If you like looking for cameos, a few of recognizable faces turn up. Roger Corman plays a studio exec on the set of Stab 3, Carrie Fisher is a studio archivist who "looks like" Fisher and was also up for the part of Leia, and none other than Jay and Silent Bob are a part of the studio tour. I don't mean Kevin Smith and Jason Mewes but the characters of Jay and Silent Bob (The following year, Jay and Silent Bob stumble onto the set of the then-fictional 'Scream 4' in their own movie Jay and Silent Bob Strike Back). Other recognizable faces with slightly larger roles include Jenny McCarthy, Lance Henriksen, and Patrick Warburton. There's also some fun stuff in the dialogue like when they're trying to figure out who the killer might be going after next but can't because "there are three different versions of the script to prevent it from ending up on the internet." Which is funny because there were originally going to be four killers in Scream 2 but the script leaked on the internet, revealing the identity of the killers and a large chunk of the plot so Kevin Williamson was forced to rewrite the script after filming had started. And even though this is supposed to be the final film of the trilogy, they symbolically leave the door open at the end.

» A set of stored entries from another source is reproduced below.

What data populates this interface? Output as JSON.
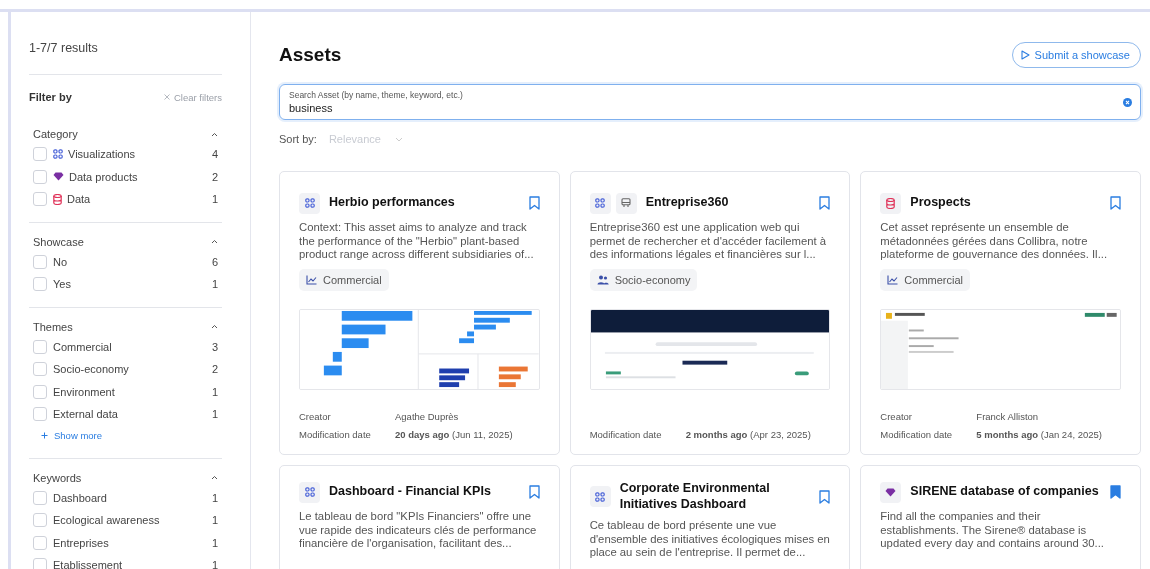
{
  "sidebar": {
    "results": "1-7/7 results",
    "filter_title": "Filter by",
    "clear_filters": "Clear filters",
    "sections": [
      {
        "title": "Category",
        "expanded": true,
        "options": [
          {
            "label": "Visualizations",
            "count": "4",
            "checked": false,
            "kind": "visualization"
          },
          {
            "label": "Data products",
            "count": "2",
            "checked": false,
            "kind": "product"
          },
          {
            "label": "Data",
            "count": "1",
            "checked": false,
            "kind": "data"
          }
        ]
      },
      {
        "title": "Showcase",
        "expanded": true,
        "options": [
          {
            "label": "No",
            "count": "6",
            "checked": false
          },
          {
            "label": "Yes",
            "count": "1",
            "checked": false
          }
        ]
      },
      {
        "title": "Themes",
        "expanded": true,
        "show_more": "Show more",
        "options": [
          {
            "label": "Commercial",
            "count": "3",
            "checked": false
          },
          {
            "label": "Socio-economy",
            "count": "2",
            "checked": false
          },
          {
            "label": "Environment",
            "count": "1",
            "checked": false
          },
          {
            "label": "External data",
            "count": "1",
            "checked": false
          }
        ]
      },
      {
        "title": "Keywords",
        "expanded": true,
        "options": [
          {
            "label": "Dashboard",
            "count": "1",
            "checked": false
          },
          {
            "label": "Ecological awareness",
            "count": "1",
            "checked": false
          },
          {
            "label": "Entreprises",
            "count": "1",
            "checked": false
          },
          {
            "label": "Etablissement",
            "count": "1",
            "checked": false
          }
        ]
      }
    ]
  },
  "main": {
    "title": "Assets",
    "submit_button": "Submit a showcase",
    "search": {
      "label": "Search Asset (by name, theme, keyword, etc.)",
      "value": "business"
    },
    "sort": {
      "label": "Sort by:",
      "value": "Relevance",
      "disabled": true
    },
    "cards": [
      {
        "title": "Herbio performances",
        "categories": [
          {
            "kind": "visualization"
          }
        ],
        "bookmarked": false,
        "description": "Context: This asset aims to analyze and track the performance of the \"Herbio\" plant-based product range across different subsidiaries of...",
        "theme": {
          "label": "Commercial",
          "kind": "chart"
        },
        "thumbnail": {
          "kind": "bars"
        },
        "creator_label": "Creator",
        "creator": "Agathe Duprès",
        "date_label": "Modification date",
        "date": "**20 days ago** (Jun 11, 2025)"
      },
      {
        "title": "Entreprise360",
        "categories": [
          {
            "kind": "visualization"
          },
          {
            "kind": "application"
          }
        ],
        "bookmarked": false,
        "description": "Entreprise360 est une application web qui permet de rechercher et d'accéder facilement à des informations légales et financières sur l...",
        "theme": {
          "label": "Socio-economy",
          "kind": "people"
        },
        "thumbnail": {
          "kind": "banner"
        },
        "date_label": "Modification date",
        "date": "**2 months ago** (Apr 23, 2025)"
      },
      {
        "title": "Prospects",
        "categories": [
          {
            "kind": "data"
          }
        ],
        "bookmarked": false,
        "description": "Cet asset représente un ensemble de métadonnées gérées dans Collibra, notre plateforme de gouvernance des données. Il...",
        "theme": {
          "label": "Commercial",
          "kind": "chart"
        },
        "thumbnail": {
          "kind": "app"
        },
        "creator_label": "Creator",
        "creator": "Franck Alliston",
        "date_label": "Modification date",
        "date": "**5 months ago** (Jan 24, 2025)"
      },
      {
        "title": "Dashboard - Financial KPIs",
        "categories": [
          {
            "kind": "visualization"
          }
        ],
        "bookmarked": false,
        "description": "Le tableau de bord \"KPIs Financiers\" offre une vue rapide des indicateurs clés de performance financière de l'organisation, facilitant des..."
      },
      {
        "title": "Corporate Environmental Initiatives Dashboard",
        "categories": [
          {
            "kind": "visualization"
          }
        ],
        "bookmarked": false,
        "description": "Ce tableau de bord présente une vue d'ensemble des initiatives écologiques mises en place au sein de l'entreprise. Il permet de..."
      },
      {
        "title": "SIRENE database of companies",
        "categories": [
          {
            "kind": "product"
          }
        ],
        "bookmarked": true,
        "description": "Find all the companies and their establishments. The Sirene® database is updated every day and contains around 30..."
      }
    ]
  }
}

|Pictured: Not Carrie Fisher|
Nudity: None. A woman is shown getting out of the shower but Craven never shows us the goods!

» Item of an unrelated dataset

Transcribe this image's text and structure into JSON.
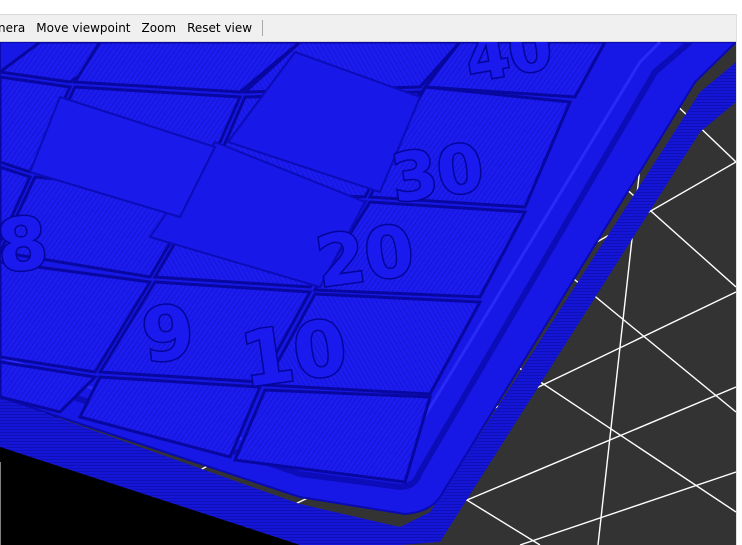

|Look who's back! Sorta...|
Gore: In response to the Columbine massacre, the violence in the film was significantly reduced, so they were going for more humor than blood. I can understand being sensitive to the issue but in a slasher film, reducing the amount of violence can be a huge misstep.
Awesome: They tried for a hat trick here but it seems they weren't quite able to pull it off. Overall, I don't think Scream 3 was a bad movie but maybe not the ending the trilogy deserved. Yes, all the cameos and self-aware jokes are a lot of fun but it's not enough to make this an underrated classic. I will say the Scream franchise has some solid continuity, which you don't usually see in horror movies. One of the killers in Scream 2 was Billy Loomis' mother who wants revenge for the death of her son. The Greek letter necklace that Sidney's boyfriend gave her in the second movie sets off a metal detector in this one. Overall, I don't think this film was the disaster some people make it out to be but the biggest strike against it is cutting down on the gore and violence. If Columbine was such a concern, maybe they should've held back on releasing a slasher film rather than watering it down. And if they were going to do that, they could've at least had the decency to throw in some gratuitous nudity or something.